EPIC architectures add several features to get around the deficiencies of VLIW:

  • Each group of multiple software instructions is called a bundle. Each of the bundles has a stop bit indicating if this set of operations is depended upon by the subsequent bundle. With this capability, future implementations can be built to issue multiple bundles in parallel. The dependency information is calculated by the compiler, so the hardware does not have to perform operand dependency checking.

  • A software prefetch instruction is used as a type of data prefetch. This prefetch increases the chances for a cache hit for loads, and can indicate the degree of temporal locality needed in various levels of the cache.

  • A speculative load instruction is used to speculatively load data before it is known whether it will be used (bypassing control dependencies), or whether it will be modified before it is used (bypassing data dependencies).
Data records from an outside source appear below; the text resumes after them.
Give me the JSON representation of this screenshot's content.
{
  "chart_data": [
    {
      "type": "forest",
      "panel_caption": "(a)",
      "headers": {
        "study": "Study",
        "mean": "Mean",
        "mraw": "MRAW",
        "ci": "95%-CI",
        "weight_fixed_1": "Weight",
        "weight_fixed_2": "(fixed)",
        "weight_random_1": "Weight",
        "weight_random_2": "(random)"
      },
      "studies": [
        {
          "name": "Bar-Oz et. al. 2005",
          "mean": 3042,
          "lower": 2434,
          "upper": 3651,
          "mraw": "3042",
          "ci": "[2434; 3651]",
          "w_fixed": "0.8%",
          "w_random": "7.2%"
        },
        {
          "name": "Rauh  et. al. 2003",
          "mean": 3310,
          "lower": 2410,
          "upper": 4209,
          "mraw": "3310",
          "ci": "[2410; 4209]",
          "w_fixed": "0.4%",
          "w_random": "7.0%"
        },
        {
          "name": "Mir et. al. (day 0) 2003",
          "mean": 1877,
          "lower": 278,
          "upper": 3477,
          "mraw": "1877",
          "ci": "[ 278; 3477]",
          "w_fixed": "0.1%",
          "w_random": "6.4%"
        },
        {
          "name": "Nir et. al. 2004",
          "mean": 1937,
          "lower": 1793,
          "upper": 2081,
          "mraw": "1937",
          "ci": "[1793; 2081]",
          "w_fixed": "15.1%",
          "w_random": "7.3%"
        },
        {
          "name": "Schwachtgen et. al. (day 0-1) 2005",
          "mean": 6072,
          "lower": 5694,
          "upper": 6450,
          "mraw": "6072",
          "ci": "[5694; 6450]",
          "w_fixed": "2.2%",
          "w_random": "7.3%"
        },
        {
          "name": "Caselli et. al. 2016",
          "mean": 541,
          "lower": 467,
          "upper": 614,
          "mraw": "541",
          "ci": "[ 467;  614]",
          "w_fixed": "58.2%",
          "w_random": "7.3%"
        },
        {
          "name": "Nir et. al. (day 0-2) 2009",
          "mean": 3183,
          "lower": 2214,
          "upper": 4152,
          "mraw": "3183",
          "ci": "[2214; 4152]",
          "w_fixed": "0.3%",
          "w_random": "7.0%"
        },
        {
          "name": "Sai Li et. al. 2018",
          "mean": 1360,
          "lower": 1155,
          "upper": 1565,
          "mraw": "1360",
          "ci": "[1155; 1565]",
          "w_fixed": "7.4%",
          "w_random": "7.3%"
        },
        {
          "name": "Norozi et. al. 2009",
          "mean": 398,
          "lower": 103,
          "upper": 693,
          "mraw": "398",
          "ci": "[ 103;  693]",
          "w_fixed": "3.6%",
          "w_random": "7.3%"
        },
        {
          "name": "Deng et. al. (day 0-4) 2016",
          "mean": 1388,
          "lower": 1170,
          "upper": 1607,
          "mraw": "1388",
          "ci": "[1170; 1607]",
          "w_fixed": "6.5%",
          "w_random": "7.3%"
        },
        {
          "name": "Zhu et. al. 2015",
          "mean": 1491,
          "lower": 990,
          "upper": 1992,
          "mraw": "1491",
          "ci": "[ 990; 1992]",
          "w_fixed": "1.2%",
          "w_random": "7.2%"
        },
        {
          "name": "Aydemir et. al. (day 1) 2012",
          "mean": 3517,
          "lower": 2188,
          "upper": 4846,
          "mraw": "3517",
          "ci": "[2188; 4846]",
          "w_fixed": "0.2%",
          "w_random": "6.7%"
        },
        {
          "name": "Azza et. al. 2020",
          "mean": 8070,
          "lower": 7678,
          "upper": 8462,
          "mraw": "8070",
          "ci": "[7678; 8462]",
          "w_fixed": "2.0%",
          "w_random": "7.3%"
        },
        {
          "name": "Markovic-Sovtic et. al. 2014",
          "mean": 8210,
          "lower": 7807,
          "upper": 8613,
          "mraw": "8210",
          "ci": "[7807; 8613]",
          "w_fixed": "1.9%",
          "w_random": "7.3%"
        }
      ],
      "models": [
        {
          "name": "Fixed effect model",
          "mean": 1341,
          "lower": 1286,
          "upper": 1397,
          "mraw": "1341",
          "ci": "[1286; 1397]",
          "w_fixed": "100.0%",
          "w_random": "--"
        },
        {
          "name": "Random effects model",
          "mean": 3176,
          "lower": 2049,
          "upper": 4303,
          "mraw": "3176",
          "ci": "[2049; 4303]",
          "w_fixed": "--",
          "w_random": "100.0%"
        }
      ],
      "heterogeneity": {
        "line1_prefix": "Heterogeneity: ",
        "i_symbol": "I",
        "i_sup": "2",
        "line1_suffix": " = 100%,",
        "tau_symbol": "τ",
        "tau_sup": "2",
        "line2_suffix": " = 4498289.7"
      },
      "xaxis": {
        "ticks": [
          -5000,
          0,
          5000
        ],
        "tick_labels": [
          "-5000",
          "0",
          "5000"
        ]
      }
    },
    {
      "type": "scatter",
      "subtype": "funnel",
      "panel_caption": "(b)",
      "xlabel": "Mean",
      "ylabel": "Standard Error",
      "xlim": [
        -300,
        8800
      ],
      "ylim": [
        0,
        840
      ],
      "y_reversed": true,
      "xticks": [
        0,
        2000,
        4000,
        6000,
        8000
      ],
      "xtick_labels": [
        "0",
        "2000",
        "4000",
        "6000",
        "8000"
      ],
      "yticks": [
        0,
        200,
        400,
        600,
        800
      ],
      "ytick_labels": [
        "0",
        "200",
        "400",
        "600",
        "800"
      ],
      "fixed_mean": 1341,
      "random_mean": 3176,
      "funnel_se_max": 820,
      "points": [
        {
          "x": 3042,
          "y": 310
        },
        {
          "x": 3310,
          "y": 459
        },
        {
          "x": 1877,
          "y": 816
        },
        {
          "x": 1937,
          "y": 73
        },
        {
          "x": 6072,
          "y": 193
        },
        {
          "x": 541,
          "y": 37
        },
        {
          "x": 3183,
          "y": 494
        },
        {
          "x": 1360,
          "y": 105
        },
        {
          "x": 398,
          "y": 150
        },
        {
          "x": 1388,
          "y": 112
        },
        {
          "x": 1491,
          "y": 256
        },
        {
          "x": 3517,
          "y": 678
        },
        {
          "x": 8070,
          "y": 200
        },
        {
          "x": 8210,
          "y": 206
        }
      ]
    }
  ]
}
  • A check load instruction aids speculative loads by checking whether a speculative load was dependent on a later store, and thus must be reloaded.

The EPIC architecture also includes a grab-bag of architectural concepts to increase ILP:

  • Predicated execution is used to decrease the occurrence of branches and to increase the speculative execution of instructions. In this feature, branch conditions are converted to predicate registers which are used to kill results of executed instructions from the side of the branch which is not taken.

  • Delayed exceptions, using a not a thing bit within the general purpose registers, allow speculative execution past possible exceptions.

  • Very large architectural register files avoid the need for register renaming.

  • Multi-way branch instructions improve branch prediction by combining many alternative branches into one bundle.